On the disadvantage side, a thick carpet of moss can reduce the diffusion of gases into the soil and to the roots, which can result in root rotor poor drainage conditions. Moss can grow up onto the surface roots and trunk of your bonsai, and soften their bark, promoting its decay.
Division Filicinophyta (Pteridophyta)
General and Distinctive Features of the Division Filicinophyta
This division was formerly called Pteridophyta. The division Filicinpphyta includes a group of primitive vascular plants. The adult plant body in these plants is a sporophyte.
It shows differentiation into true roots, stems and leaves. The stem is mostly herbaceous. Leaves may be smaller or larger. Vascular tissues are present in all the vegetative parts of the plant body. Members of this kingdom include horsetails and ferns
Characteristics of division Filicinophyta
- Have simple vascular tissues.
- Plant body is divided into roots (fibrous), stem (rhizome) and leaves.
- Productive structures are sporangia grow on the underside of the leaves in clusters called sori.
- They grow in damp, shady areas.
- They have large leaves called fronds.
- The sporophyte generation is dominant over the gametophyte generation.
- Have large leaves called fronds.
- Reproductive structures grow under fronds in sporangia which occur in clusters called sori.
- Young leaves show a circinate fashion (rolled) (coiled) which uncoils as leaf grows to maturity. E.g. fern plant.
Economic importance of Bryophyta and Filicinophyta
- Used in decoration (Filicinophyta)
- Gives out oxygen which is inhaled by animals (both)
- Used as cover plants to prevent soil erosion (both)
- Fertilize the soil after death and decay.
The Structure of Ferns
Most ferns produce spores on the underside or margin of their leaves. Like seed plants, ferns have stems with a vascular system for efficient transport of water and food. Ferns also have leaves, known technically as megaphylls, with a complex system of branched veins.
In general, ferns consist of the following structures:
The frond is the “leaf” of a fern. It is divided into two main parts, the stipe (leaf stalk or petiole)and the blade (the leafy expanded portion of the frond).
Rhizomes would be comparable to “stems” in the flowering plants. Fronds arise from the rhizome. In some epiphytic ferns (ferns that grow on trees) and in terrestrial creeping ferns the rhizome roams widely and is quite visible.
The rhizome contains the conducting tissues (xylem and phloem) and the strengthening tissues (sclerenchyma fibres). The conducting tissue, known as the vascular bundle, carries the water, minerals, and nutrients throughout the plant.
Roots are formed from the rhizomes or sometimes from the stipe. The roots usually do not divide once they grow from the rhizome. Tree fern roots grow down from the crown and help thicken and strengthen the trunk. The roots anchor the plant to the ground and absorb water and minerals.

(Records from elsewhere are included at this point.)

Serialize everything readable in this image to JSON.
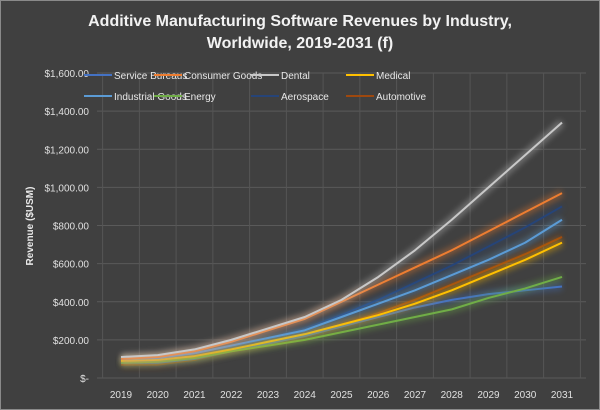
{
  "chart_data": {
    "type": "line",
    "title_lines": [
      "Additive Manufacturing Software Revenues by Industry,",
      "Worldwide, 2019-2031 (f)"
    ],
    "xlabel": "",
    "ylabel": "Revenue ($USM)",
    "ylim": [
      0,
      1600
    ],
    "y_ticks": [
      0,
      200,
      400,
      600,
      800,
      1000,
      1200,
      1400,
      1600
    ],
    "y_tick_labels": [
      "$-",
      "$200.00",
      "$400.00",
      "$600.00",
      "$800.00",
      "$1,000.00",
      "$1,200.00",
      "$1,400.00",
      "$1,600.00"
    ],
    "grid": true,
    "legend_position": "top",
    "x": [
      "2019",
      "2020",
      "2021",
      "2022",
      "2023",
      "2024",
      "2025",
      "2026",
      "2027",
      "2028",
      "2029",
      "2030",
      "2031"
    ],
    "series": [
      {
        "name": "Service Bureaus",
        "color": "#4472c4",
        "values": [
          80,
          80,
          100,
          140,
          180,
          220,
          270,
          320,
          370,
          410,
          440,
          460,
          480
        ]
      },
      {
        "name": "Consumer Goods",
        "color": "#ed7d31",
        "values": [
          100,
          110,
          140,
          190,
          250,
          310,
          400,
          490,
          580,
          670,
          770,
          870,
          970
        ]
      },
      {
        "name": "Dental",
        "color": "#c8c8c8",
        "values": [
          110,
          120,
          150,
          200,
          260,
          320,
          410,
          530,
          670,
          830,
          1000,
          1170,
          1340
        ]
      },
      {
        "name": "Medical",
        "color": "#ffc000",
        "values": [
          90,
          95,
          115,
          150,
          190,
          230,
          280,
          330,
          390,
          460,
          540,
          620,
          710
        ]
      },
      {
        "name": "Industrial Goods",
        "color": "#5b9bd5",
        "values": [
          100,
          105,
          130,
          170,
          210,
          250,
          320,
          390,
          460,
          540,
          620,
          710,
          830
        ]
      },
      {
        "name": "Energy",
        "color": "#70ad47",
        "values": [
          80,
          85,
          105,
          140,
          170,
          200,
          240,
          280,
          320,
          360,
          420,
          470,
          530
        ]
      },
      {
        "name": "Aerospace",
        "color": "#264478",
        "values": [
          85,
          85,
          110,
          160,
          210,
          260,
          330,
          410,
          500,
          590,
          690,
          790,
          900
        ]
      },
      {
        "name": "Automotive",
        "color": "#9e480e",
        "values": [
          70,
          70,
          95,
          140,
          180,
          220,
          280,
          340,
          410,
          490,
          570,
          650,
          740
        ]
      }
    ]
  }
}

The sporangia are the reproductive structures of the ferns and fern allies. They produce the dust like spores that are the “seeds” by which ferns are propagated. Several sporangia grouped together are called a sorus. Most ferns have their sporangia on the underside of the frond, arranged in an organized pattern usually associated with veins in the pinnule (leaf).
The “seeds” of the ferns and fern allies are called spores. Normally they are formed in groups of four. Spores contain oil droplets and sometimes chlorophyll in their nucleus.
Advantages and Disadvantages of Ferns
Advantages of ferns
- Some ferns are edible and hence serve as a source of food.
- They provide nutrients to the soil to improve soil fertility.
- They cover the soil and prevent soil erosion.
- They are used as decoration materials.
Disadvantages of ferns
- They harbour dangerous organisms like snakes and insects.
- Some ferns are poisonous when eaten.